Black Lives Matter: Shawna Williams says that is what started it all

NCCU student Isaiah Williams tutors 7th grader Antonio Whitfield in preparation for his English exam. (Staff photo by Kayla Jones)


Black Lives Matter. Shawna Williams says that is what started it all

“As a retired educator,” she explains, “I believe that education is the first step in showing our children that black lives matter, that their lives matter.”

So, she started the Mt. Calvary United Church of Christ Tutorial Program two years ago on a leap and a prayer.

Williams went before the Auxiliary and Sunday School and Youth Department to ask for sponsorship to get the program up and started.

“I want this program to help students become thinkers – to increase their confidence to complete schoolwork and to prepare them for the future,” she told them. They agreed right away.

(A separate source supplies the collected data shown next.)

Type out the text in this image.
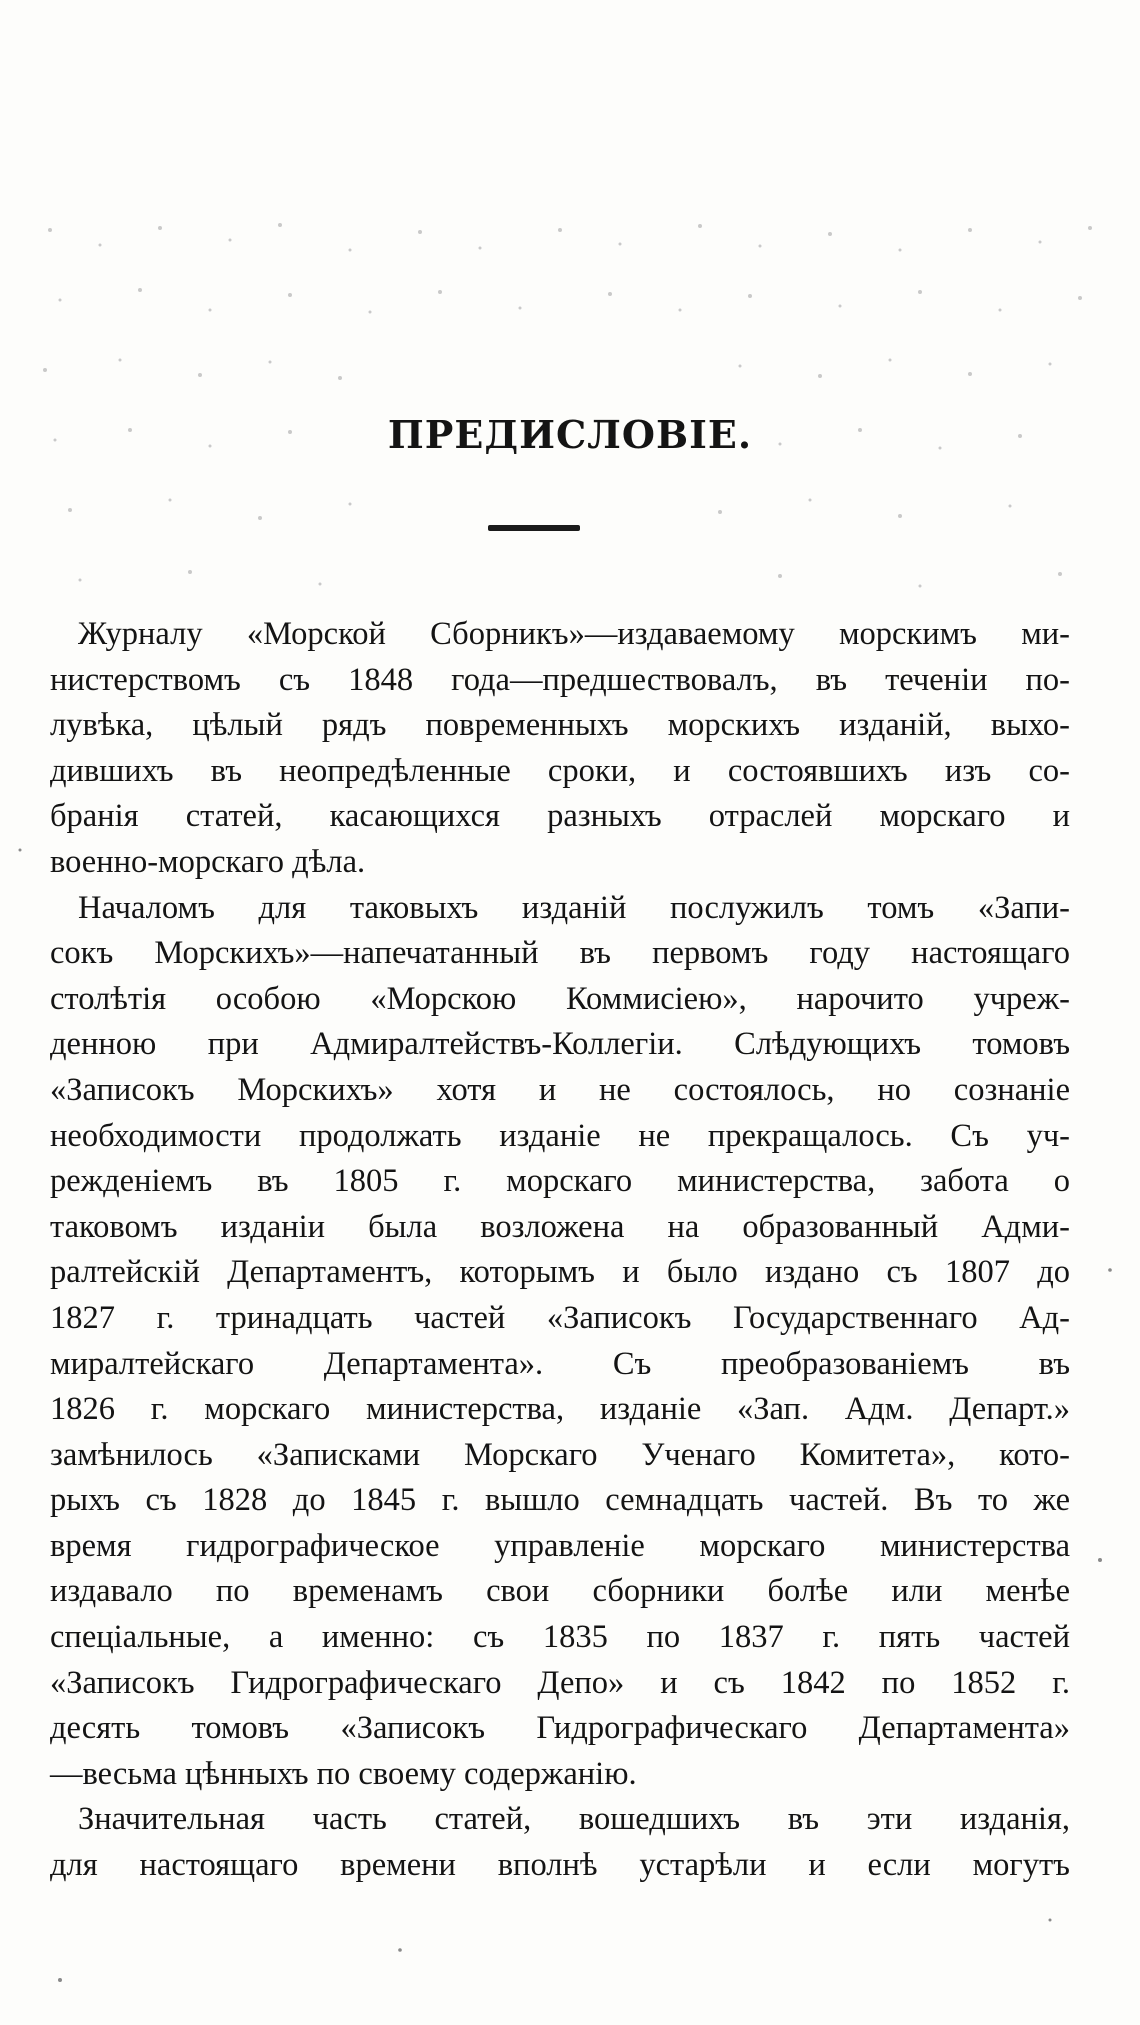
ПРЕДИСЛОВІЕ.
Журналу «Морской Сборникъ»—издаваемому морскимъ ми-
нистерствомъ съ 1848 года—предшествовалъ, въ теченіи по-
лувѣка, цѣлый рядъ повременныхъ морскихъ изданій, выхо-
дившихъ въ неопредѣленные сроки, и состоявшихъ изъ со-
бранія статей, касающихся разныхъ отраслей морскаго и
военно-морскаго дѣла.
Началомъ для таковыхъ изданій послужилъ томъ «Запи-
сокъ Морскихъ»—напечатанный въ первомъ году настоящаго
столѣтія особою «Морскою Коммисіею», нарочито учреж-
денною при Адмиралтействъ-Коллегіи. Слѣдующихъ томовъ
«Записокъ Морскихъ» хотя и не состоялось, но сознаніе
необходимости продолжать изданіе не прекращалось. Съ уч-
режденіемъ въ 1805 г. морскаго министерства, забота о
таковомъ изданіи была возложена на образованный Адми-
ралтейскій Департаментъ, которымъ и было издано съ 1807 до
1827 г. тринадцать частей «Записокъ Государственнаго Ад-
миралтейскаго Департамента». Съ преобразованіемъ въ
1826 г. морскаго министерства, изданіе «Зап. Адм. Департ.»
замѣнилось «Записками Морскаго Ученаго Комитета», кото-
рыхъ съ 1828 до 1845 г. вышло семнадцать частей. Въ то же
время гидрографическое управленіе морскаго министерства
издавало по временамъ свои сборники болѣе или менѣе
спеціальные, а именно: съ 1835 по 1837 г. пять частей
«Записокъ Гидрографическаго Депо» и съ 1842 по 1852 г.
десять томовъ «Записокъ Гидрографическаго Департамента»
—весьма цѣнныхъ по своему содержанію.
Значительная часть статей, вошедшихъ въ эти изданія,
для настоящаго времени вполнѣ устарѣли и если могутъ
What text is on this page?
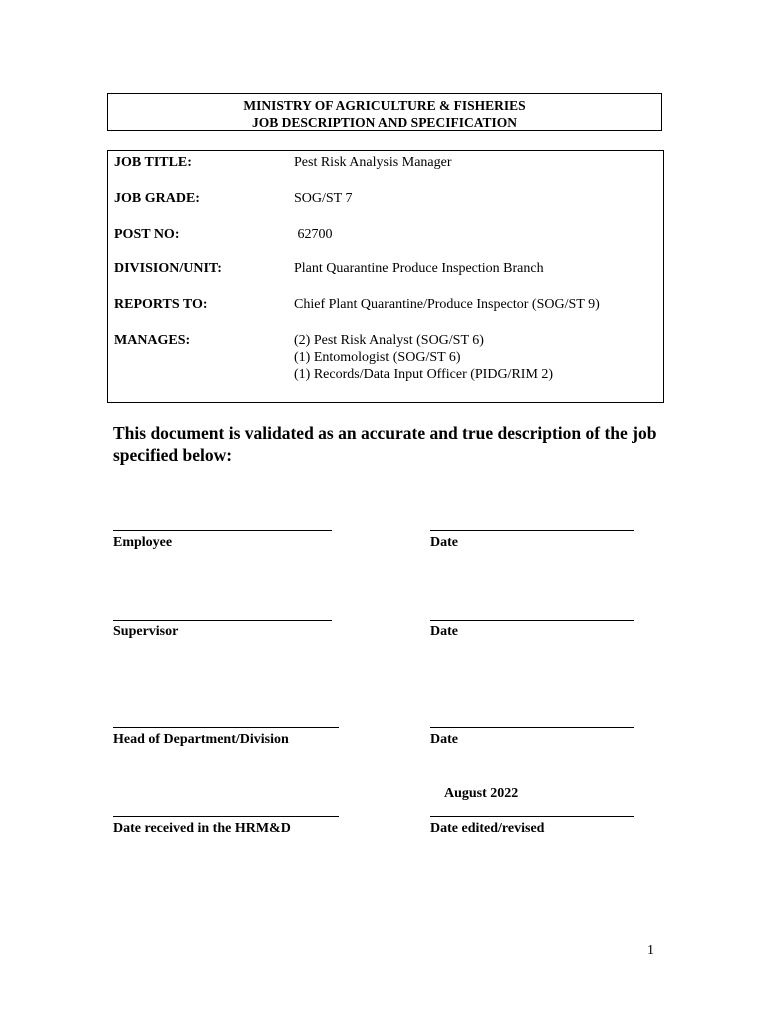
MINISTRY OF AGRICULTURE & FISHERIES
JOB DESCRIPTION AND SPECIFICATION
JOB TITLE:	Pest Risk Analysis Manager
JOB GRADE:	SOG/ST 7
POST NO:	62700
DIVISION/UNIT:	Plant Quarantine Produce Inspection Branch
REPORTS TO:	Chief Plant Quarantine/Produce Inspector (SOG/ST 9)
MANAGES:	(2) Pest Risk Analyst (SOG/ST 6)
(1) Entomologist (SOG/ST 6)
(1) Records/Data Input Officer (PIDG/RIM 2)
This document is validated as an accurate and true description of the job specified below:
Employee	Date
Supervisor	Date
Head of Department/Division	Date
August 2022
Date received in the HRM&D	Date edited/revised
1
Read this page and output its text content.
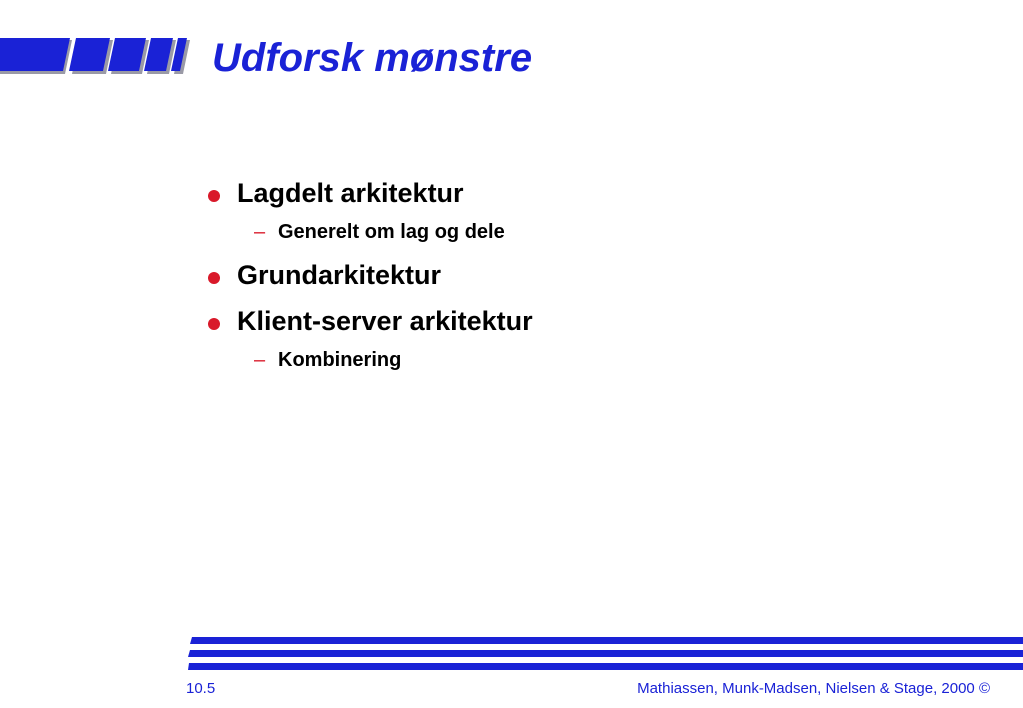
Udforsk mønstre
Lagdelt arkitektur
– Generelt om lag og dele
Grundarkitektur
Klient-server arkitektur
– Kombinering
10.5	Mathiassen, Munk-Madsen, Nielsen & Stage, 2000 ©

“I personally wouldn’t want to have anybody trying to teach me a subject and they didn’t know the materials themselves”, says Ishmel Glenn. Glenn is sophomore at N. C. Central University studying criminal justice. He has been volunteering with the tutorial program since last November when he found out about it at a community service meeting on campus.

“It is definitely more about the students than it is about the community service,” says Glenn pausing. “Seeing the progression of the students and knowing I helped to take part in that brings the warmest feeling to my heart.”

“We are a test FREE zone!” Williams says ecstatically while throwing her hands up in the air. The tutoring program bases the growth of the children on an ongoing assessment. This essentially means they monitor the grades they get on homework assignments, special projects, progress reports, and notes from the parents.

“I make sure the tutors know to work with Akira specifically on her visualization of numbers and alphabet in a one on one setting because she has to work on her attention span,” says Akira’s grandmother.

Johnson is a preschooler that just recently started attending the tutoring program. She has had one on one help for three weeks and her grandmother definitely wants to continue to see how things go. “I will allow her to come as long as my health permits,” says Johnson’s grandmother

Williams knows wholeheartedly that she did the right thing when starting the tutorial program.

“I get joy from helping the children of course. But, the purest joy I get is from helping the parents, especially the single parents,”

The program provides the parents with available resources to help their children free of charge.

“Just be on time for pickup,” says Williams while laughing out loud.

Since this is only the second year for the program, there is major hope for the future.

Williams looks forward to having a bus drop-off directly from the schools to the church, new up-to-date technology, finding a form of grant money, and most importantly having the program remain free within the next few years.

“We are still in the learning and reaching process. It is just one step at a time, one step at a time.”